Poet and Vietnam Veteran Bruce Weigl Visits Eastern, Inspires Students

By Jordan Corey

Eastern Connecticut State University welcomed distinguished poet Bruce Weigl to campus on Oct. 3 for “University Hour,” a series of events that features guest lecturers and artists. Weigl, a Pulitzer Prize nominee, conducted a poetry workshop with students and later gave a reading of his own work.

At age 18, Weigl enlisted in the United States Army and served in the Vietnam War from December 1967 to December 1968. Many of his poems address his experience during and following the war. In “The Circle of Hanh,” a memoir, he writes, “The war took away my life and gave me poetry in return… the fate the world has given me is to struggle to write powerfully enough to draw others into the horror.” His first full-length poetry collection was published in 1979.

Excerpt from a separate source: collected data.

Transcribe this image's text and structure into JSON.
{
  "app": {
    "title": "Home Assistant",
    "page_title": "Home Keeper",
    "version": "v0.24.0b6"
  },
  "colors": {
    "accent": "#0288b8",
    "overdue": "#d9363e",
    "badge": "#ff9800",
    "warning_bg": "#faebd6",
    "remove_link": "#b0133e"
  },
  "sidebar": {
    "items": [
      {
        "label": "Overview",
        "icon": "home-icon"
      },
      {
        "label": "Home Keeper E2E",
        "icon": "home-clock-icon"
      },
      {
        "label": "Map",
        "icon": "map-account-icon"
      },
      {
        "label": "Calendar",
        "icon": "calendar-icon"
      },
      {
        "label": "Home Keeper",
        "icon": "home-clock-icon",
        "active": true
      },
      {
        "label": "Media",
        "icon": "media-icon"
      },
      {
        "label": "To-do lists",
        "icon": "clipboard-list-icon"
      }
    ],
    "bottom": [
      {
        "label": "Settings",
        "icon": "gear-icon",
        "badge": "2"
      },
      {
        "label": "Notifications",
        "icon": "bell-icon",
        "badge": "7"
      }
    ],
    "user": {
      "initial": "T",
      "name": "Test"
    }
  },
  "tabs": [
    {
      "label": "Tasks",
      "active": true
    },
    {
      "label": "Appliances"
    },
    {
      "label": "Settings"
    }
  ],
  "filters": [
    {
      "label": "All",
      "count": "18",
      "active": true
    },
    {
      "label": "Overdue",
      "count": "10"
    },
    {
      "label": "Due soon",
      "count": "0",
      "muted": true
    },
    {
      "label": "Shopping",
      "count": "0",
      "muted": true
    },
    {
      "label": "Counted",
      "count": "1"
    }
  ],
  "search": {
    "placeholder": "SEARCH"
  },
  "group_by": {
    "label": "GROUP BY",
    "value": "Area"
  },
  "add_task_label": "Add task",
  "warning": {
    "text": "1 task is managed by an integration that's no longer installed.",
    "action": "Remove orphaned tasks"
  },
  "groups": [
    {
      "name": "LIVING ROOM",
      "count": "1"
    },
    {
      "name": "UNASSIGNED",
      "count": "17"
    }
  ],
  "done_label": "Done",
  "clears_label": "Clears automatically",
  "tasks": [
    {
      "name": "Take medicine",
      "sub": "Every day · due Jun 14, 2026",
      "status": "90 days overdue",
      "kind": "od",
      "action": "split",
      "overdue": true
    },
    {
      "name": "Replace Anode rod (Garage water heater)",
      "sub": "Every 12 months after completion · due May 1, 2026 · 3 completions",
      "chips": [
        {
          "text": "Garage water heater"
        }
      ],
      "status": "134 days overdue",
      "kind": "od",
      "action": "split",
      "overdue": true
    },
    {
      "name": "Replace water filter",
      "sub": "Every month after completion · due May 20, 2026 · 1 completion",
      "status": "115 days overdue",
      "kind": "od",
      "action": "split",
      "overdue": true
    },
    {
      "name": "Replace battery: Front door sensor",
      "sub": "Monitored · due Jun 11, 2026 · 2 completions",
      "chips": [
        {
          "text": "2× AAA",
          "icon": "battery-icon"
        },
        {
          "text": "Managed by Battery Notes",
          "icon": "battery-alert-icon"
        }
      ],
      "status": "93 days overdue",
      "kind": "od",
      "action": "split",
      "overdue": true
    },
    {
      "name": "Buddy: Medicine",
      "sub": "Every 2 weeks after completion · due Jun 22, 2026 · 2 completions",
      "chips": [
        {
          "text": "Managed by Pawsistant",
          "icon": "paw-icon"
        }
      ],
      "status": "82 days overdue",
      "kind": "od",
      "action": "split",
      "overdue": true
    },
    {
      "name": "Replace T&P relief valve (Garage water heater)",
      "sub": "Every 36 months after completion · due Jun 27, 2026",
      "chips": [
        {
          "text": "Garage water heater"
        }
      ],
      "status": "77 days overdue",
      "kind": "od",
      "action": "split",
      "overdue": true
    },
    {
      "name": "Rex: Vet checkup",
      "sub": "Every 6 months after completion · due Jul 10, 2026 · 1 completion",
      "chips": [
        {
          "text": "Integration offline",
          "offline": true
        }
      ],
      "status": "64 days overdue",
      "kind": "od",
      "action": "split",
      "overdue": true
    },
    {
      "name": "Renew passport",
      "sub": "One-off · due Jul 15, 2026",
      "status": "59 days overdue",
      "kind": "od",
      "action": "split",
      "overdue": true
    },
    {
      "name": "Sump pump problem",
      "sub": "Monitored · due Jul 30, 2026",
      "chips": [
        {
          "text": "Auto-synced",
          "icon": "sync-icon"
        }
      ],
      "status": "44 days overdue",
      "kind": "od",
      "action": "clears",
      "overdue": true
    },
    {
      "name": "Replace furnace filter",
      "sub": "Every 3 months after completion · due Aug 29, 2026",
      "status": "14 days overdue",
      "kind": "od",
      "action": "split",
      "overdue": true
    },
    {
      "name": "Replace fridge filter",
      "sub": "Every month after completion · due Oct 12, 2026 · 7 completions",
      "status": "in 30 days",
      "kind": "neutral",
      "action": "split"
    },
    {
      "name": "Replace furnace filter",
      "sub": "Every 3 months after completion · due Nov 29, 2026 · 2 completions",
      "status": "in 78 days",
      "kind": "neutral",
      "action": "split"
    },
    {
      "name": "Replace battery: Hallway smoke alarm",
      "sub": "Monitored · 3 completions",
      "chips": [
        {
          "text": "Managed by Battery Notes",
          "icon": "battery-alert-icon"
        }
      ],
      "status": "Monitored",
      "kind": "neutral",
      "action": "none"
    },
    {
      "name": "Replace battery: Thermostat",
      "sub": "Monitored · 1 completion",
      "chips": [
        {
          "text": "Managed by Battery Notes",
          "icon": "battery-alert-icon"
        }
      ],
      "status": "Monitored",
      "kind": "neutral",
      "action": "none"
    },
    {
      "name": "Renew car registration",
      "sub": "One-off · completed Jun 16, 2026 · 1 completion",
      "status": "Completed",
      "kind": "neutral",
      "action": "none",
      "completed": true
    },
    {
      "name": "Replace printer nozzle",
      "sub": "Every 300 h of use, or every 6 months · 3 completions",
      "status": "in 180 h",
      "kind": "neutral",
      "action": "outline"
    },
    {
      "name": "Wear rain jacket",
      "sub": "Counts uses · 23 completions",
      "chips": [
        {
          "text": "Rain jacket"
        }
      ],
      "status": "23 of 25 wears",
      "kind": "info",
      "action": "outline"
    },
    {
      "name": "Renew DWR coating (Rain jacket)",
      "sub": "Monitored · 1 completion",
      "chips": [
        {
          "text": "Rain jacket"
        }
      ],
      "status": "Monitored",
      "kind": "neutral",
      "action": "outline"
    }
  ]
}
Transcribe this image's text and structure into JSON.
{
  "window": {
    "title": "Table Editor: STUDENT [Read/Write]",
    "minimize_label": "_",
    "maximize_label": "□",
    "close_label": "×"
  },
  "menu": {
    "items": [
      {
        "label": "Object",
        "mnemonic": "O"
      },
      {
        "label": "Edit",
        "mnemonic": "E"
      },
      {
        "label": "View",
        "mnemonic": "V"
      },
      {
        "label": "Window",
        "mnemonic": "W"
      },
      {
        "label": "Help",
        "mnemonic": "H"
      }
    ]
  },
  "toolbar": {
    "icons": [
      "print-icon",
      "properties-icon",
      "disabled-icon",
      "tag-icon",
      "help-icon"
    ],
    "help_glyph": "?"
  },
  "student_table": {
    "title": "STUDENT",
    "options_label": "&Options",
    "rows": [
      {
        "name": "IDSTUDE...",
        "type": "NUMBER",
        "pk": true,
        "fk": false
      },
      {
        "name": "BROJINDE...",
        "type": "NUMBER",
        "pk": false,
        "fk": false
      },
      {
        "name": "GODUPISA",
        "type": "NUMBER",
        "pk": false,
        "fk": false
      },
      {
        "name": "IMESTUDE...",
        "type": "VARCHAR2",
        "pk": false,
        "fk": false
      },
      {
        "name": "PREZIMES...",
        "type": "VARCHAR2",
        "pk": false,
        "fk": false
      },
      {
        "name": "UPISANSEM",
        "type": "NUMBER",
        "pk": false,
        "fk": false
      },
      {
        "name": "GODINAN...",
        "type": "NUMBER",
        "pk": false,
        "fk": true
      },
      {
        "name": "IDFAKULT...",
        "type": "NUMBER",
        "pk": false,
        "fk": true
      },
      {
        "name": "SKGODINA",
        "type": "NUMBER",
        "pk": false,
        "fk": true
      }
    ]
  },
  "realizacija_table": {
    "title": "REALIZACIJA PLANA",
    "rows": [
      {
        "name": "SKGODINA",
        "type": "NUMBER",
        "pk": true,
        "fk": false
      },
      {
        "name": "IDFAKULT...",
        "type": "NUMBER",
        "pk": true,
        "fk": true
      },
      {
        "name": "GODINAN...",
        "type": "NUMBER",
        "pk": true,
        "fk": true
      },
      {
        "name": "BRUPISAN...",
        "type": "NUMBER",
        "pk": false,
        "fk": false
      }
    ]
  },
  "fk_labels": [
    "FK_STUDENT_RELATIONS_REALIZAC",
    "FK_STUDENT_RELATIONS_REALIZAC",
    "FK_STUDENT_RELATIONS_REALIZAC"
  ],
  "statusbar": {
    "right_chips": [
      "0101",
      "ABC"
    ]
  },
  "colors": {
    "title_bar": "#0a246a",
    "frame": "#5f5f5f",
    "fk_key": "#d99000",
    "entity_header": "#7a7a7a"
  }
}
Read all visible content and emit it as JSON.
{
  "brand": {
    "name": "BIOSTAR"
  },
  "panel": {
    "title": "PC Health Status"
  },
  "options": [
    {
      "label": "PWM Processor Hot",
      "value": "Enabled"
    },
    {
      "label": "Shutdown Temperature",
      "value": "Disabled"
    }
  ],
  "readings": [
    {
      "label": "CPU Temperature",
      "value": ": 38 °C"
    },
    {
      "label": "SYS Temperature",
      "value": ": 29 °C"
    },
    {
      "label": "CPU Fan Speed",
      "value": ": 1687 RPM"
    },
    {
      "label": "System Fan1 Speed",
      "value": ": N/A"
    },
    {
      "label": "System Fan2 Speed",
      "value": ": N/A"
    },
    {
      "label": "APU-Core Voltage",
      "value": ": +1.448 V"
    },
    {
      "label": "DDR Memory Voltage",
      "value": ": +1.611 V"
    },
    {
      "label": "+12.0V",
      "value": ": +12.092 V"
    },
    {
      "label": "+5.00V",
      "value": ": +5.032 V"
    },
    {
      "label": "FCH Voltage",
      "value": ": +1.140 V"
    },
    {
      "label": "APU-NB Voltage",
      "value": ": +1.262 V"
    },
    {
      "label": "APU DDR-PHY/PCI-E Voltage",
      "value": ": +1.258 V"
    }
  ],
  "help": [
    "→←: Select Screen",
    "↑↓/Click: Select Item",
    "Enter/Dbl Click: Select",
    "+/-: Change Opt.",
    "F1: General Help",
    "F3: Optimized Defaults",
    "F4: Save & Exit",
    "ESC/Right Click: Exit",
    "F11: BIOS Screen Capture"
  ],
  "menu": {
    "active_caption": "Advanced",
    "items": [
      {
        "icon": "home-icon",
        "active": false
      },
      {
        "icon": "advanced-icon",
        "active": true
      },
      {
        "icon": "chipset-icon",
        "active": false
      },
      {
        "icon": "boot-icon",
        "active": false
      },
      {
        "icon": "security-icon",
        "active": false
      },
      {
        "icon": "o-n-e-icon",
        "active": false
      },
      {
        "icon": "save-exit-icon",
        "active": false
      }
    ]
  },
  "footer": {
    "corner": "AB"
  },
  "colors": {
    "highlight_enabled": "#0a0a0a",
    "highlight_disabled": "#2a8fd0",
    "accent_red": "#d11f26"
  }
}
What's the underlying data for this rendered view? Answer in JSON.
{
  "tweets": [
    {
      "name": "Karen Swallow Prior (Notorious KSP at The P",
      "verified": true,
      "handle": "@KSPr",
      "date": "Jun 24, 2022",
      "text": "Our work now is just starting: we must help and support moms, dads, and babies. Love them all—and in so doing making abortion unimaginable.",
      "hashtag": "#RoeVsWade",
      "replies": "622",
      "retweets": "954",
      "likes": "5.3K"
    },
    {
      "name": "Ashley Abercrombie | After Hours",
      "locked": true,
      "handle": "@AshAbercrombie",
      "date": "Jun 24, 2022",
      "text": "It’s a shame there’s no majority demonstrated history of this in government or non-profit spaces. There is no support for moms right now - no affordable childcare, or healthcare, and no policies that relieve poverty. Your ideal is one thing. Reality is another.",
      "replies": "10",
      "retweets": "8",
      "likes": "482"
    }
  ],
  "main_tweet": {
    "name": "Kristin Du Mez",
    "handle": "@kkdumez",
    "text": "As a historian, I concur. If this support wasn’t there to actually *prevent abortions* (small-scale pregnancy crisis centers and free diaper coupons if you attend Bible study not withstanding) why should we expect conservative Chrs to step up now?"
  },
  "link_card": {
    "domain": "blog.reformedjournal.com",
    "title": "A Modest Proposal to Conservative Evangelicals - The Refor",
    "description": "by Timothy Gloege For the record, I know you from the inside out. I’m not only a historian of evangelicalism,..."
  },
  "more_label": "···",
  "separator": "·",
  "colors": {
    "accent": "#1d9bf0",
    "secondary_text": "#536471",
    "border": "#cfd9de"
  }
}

The workshop brought with it an open energy and positive space for constructive critique. Weigl covered a range of topics, from the significance of rhythm to useful revision techniques. “Move your lips when you read. Think, ‘how does this make my mouth feel?’” he advised.

“Narrative doesn’t mean non-metrical. It means story,” Weigl continued. “Without music, it’s not poetry.” He emphasized finding the right “voice” for a poem within its form, and called attention to the delicate relationship between narrator and reader. A piece needs to hold the reader in a specific moment, he argued. More tips included using clear, specific details and avoiding clichés. “Hearts are always racing. Make it do something else.”

At the reading, Weigl began with war poems “Song of Napalm” and “Snowy Egret.” The latter stemmed from a dream he had about a boy burying a bird in his backyard. In fact, Weigl did not realize it was truly about the Vietnam War until somebody else had referred to it as a war poem.

He transitioned into sharing poems from his upcoming publication, “On the Shores of Welcome Home.” He compared the new collection to “being seven years old and getting closer to the front of the line” — a transition period right before everything is about to change. Poems read included “A Late Corrupted Flash,” “Earring” and “Clinical Notes #92.”

He explained that for some poems in this collection, the attention to meter helps contain his loaded experiences. Typically, it takes him three to four months to complete a poem. “I revise it into nothing. If it can’t survive the rigors of revision, then it’s got to go.” Then, he told the audience, it may end up in a scrap journal where he can revisit it and potentially reuse the idea.

Weigl’s final advice to writers was to keep challenging their abilities within their work. “You reach certain plateaus, and it’s very seductive to stay there. Always make it harder.”

Weigl has been awarded a Yaddo Foundation Fellowship, the Academy of American Poets Prize, the Breadloaf Fellowship in Poetry and the Pushcart Prize. In addition to writing poetry, he has also translated poems of North Vietnamese and Viet Cong soldiers captured during war with Thanh T. Nguten of the Joiner Research Center.